Kommentar
Lieber den Dreckspatz in der Hand
Niccolo Machiavelli hätte seine helle Freude gehabt. Denn taktisch hat die linksgrüne Minderheit im Nationalrat raffiniert gehandelt: Sie zog am Dienstag ihre Anträge für eine CO2-Abgabe auf Treibstoffen zurück. Damit verhindert sie, dass Rechtsparteien und Wirtschaftsverbände unter gütiger Mithilfe einer starken Autolobby das CO2-Gesetz als Ganzes versenken können – und so die Schweizer Klimapolitik in Scherben legen.
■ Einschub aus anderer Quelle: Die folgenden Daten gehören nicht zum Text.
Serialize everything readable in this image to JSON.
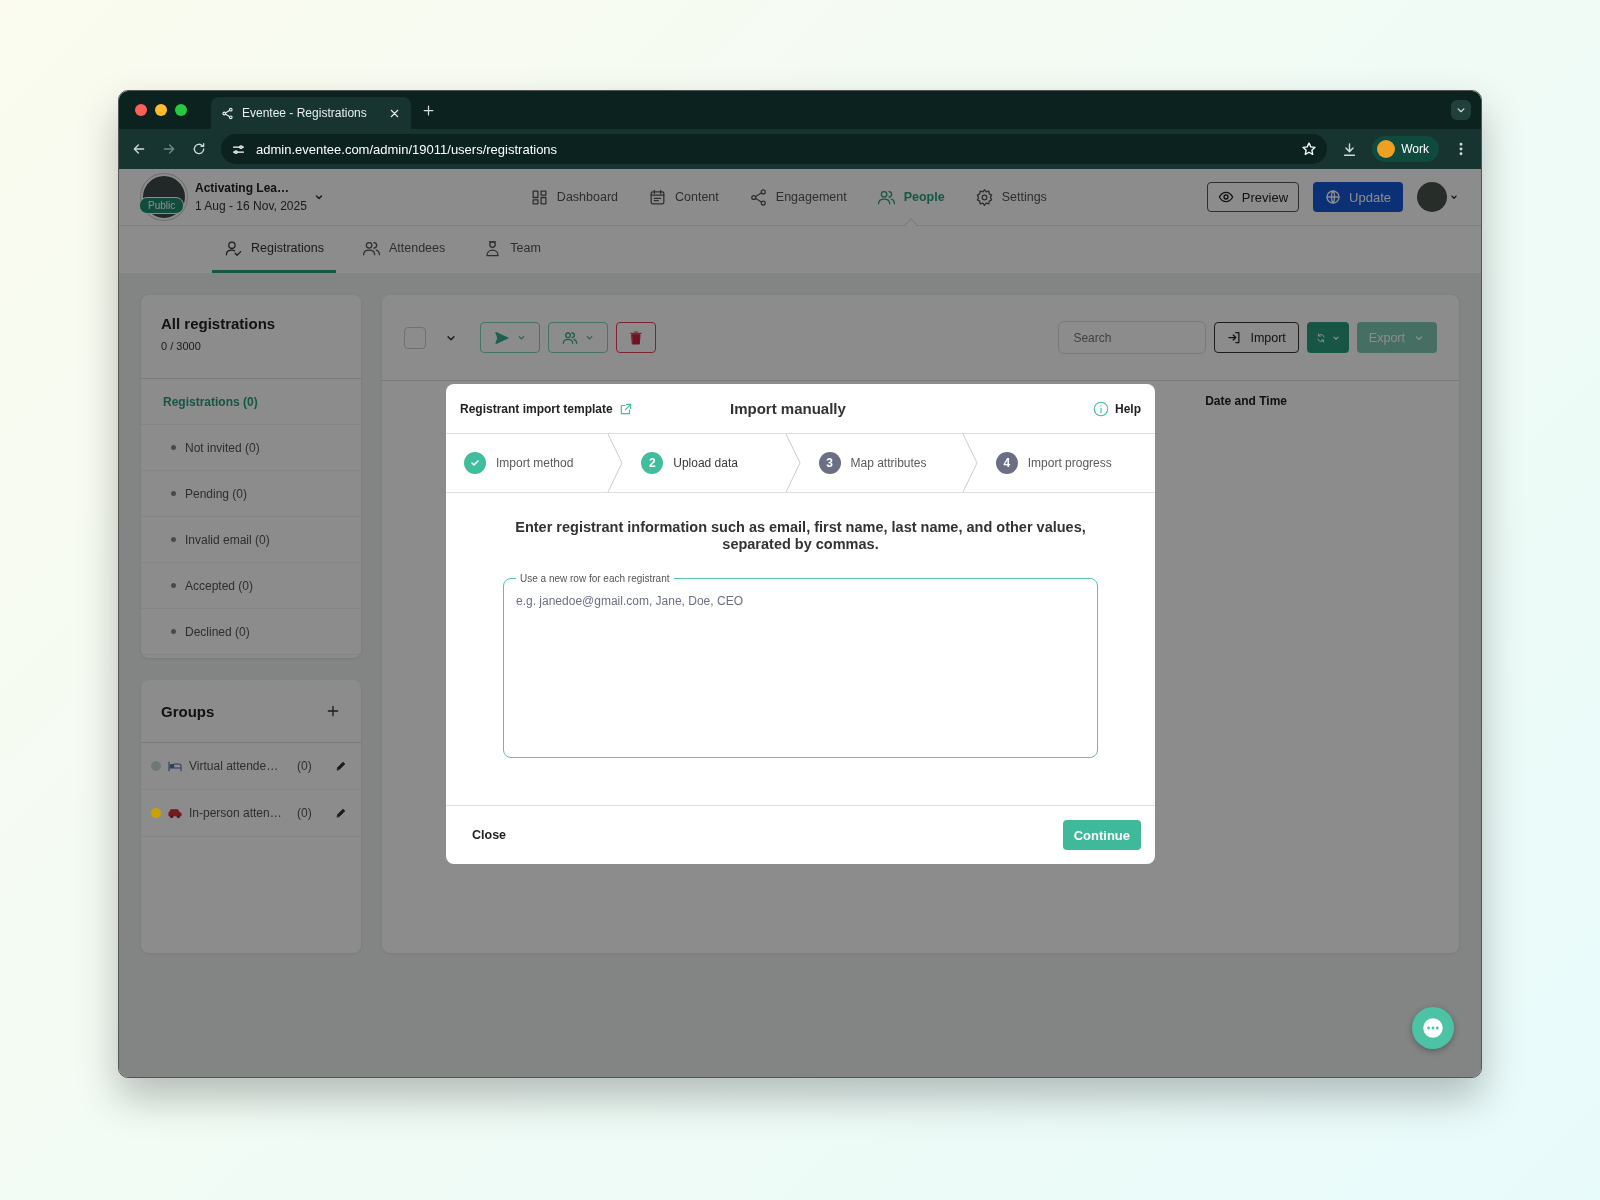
{
  "browser": {
    "tab_title": "Eventee - Registrations",
    "url": "admin.eventee.com/admin/19011/users/registrations",
    "profile": "Work"
  },
  "header": {
    "event_name": "Activating Lea…",
    "event_dates": "1 Aug - 16 Nov, 2025",
    "badge": "Public",
    "nav": [
      {
        "label": "Dashboard",
        "selected": false
      },
      {
        "label": "Content",
        "selected": false
      },
      {
        "label": "Engagement",
        "selected": false
      },
      {
        "label": "People",
        "selected": true
      },
      {
        "label": "Settings",
        "selected": false
      }
    ],
    "preview": "Preview",
    "update": "Update"
  },
  "subnav": [
    {
      "label": "Registrations",
      "selected": true
    },
    {
      "label": "Attendees",
      "selected": false
    },
    {
      "label": "Team",
      "selected": false
    }
  ],
  "sidebar": {
    "title": "All registrations",
    "count": "0 / 3000",
    "filters": [
      {
        "label": "Registrations (0)",
        "selected": true,
        "children": [
          {
            "label": "Not invited (0)",
            "selected": false
          },
          {
            "label": "Pending (0)",
            "selected": false
          },
          {
            "label": "Invalid email (0)",
            "selected": false
          },
          {
            "label": "Accepted (0)",
            "selected": false
          },
          {
            "label": "Declined (0)",
            "selected": false
          }
        ]
      }
    ],
    "groups": {
      "title": "Groups",
      "items": [
        {
          "name": "Virtual attende…",
          "count": "(0)",
          "color": "#6e7876"
        },
        {
          "name": "In-person atten…",
          "count": "(0)",
          "color": "#c9a300"
        }
      ]
    }
  },
  "toolbar": {
    "select_all": {
      "checked": false
    },
    "search_placeholder": "Search",
    "import": "Import",
    "export": "Export"
  },
  "table": {
    "columns": [
      "Date and Time"
    ]
  },
  "modal": {
    "template_link": "Registrant import template",
    "title": "Import manually",
    "help": "Help",
    "steps": [
      {
        "label": "Import method",
        "completed": true,
        "selected": false
      },
      {
        "number": "2",
        "label": "Upload data",
        "completed": false,
        "selected": true
      },
      {
        "number": "3",
        "label": "Map attributes",
        "completed": false,
        "selected": false
      },
      {
        "number": "4",
        "label": "Import progress",
        "completed": false,
        "selected": false
      }
    ],
    "instruction": "Enter registrant information such as email, first name, last name, and other values, separated by commas.",
    "field_label": "Use a new row for each registrant",
    "placeholder": "e.g. janedoe@gmail.com, Jane, Doe, CEO",
    "close": "Close",
    "continue": "Continue"
  }
}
Mit abgesägten Hosen steht jetzt vor allem die Economiesuisse dar: Der Dachverband der Schweizer Wirtschaft hat das Referendum gegen das CO2-Gesetz verbindlich angekündigt – und kann jetzt nur verlieren. Verzichtet er nämlich auf das versprochene Referendum, macht er sich bei seiner Klientele unglaubwürdig. Wenn die Economiesuisse das Referendum aber durchzieht, ohne zusätzlich auf die geschürte Empörung von vier Millionen Schweizer Autobesitzern zählen zu können, so verliert sie mit ziemlicher Sicherheit nicht nur die Abstimmung. Darüber hinaus würde sie auch noch einige Propagandamillionen der ohnehin gebeutelten Wirtschaft in den Sand setzen.
Aber auch die linksgrüne Umweltlobby wird nicht zum Gewinner, wenn sie jetzt aus taktischem Kalkül auf die Spritabgabe verzichtet. Denn wer den motorisierten Verkehr verschont, der mit seinem wachsenden CO2-Ausstoss zu den grössten Klimasündern gehört, wird umweltpolitisch unglaubwürdig. «Lieber den Spatz in der Hand als die Taube auf dem Dach», lautet zwar ein gern zitiertes Motto. Lieber ein schwaches CO2-Gesetz retten, als mit einer glaubwürdigen Klimapolitik baden gehen, mögen sich Linke und Umweltbewegte sagen. «Realpolitisch» mag dies richtig sein. Opportunistisch ist es allemal. Klimapolitisch hingegen ist der Verzicht auf die Treibstoffabgabe – und damit eine wirksame Reduktion des CO2-verursachenden Spritverbrauchs – eine ziemliche dreckige Lösung.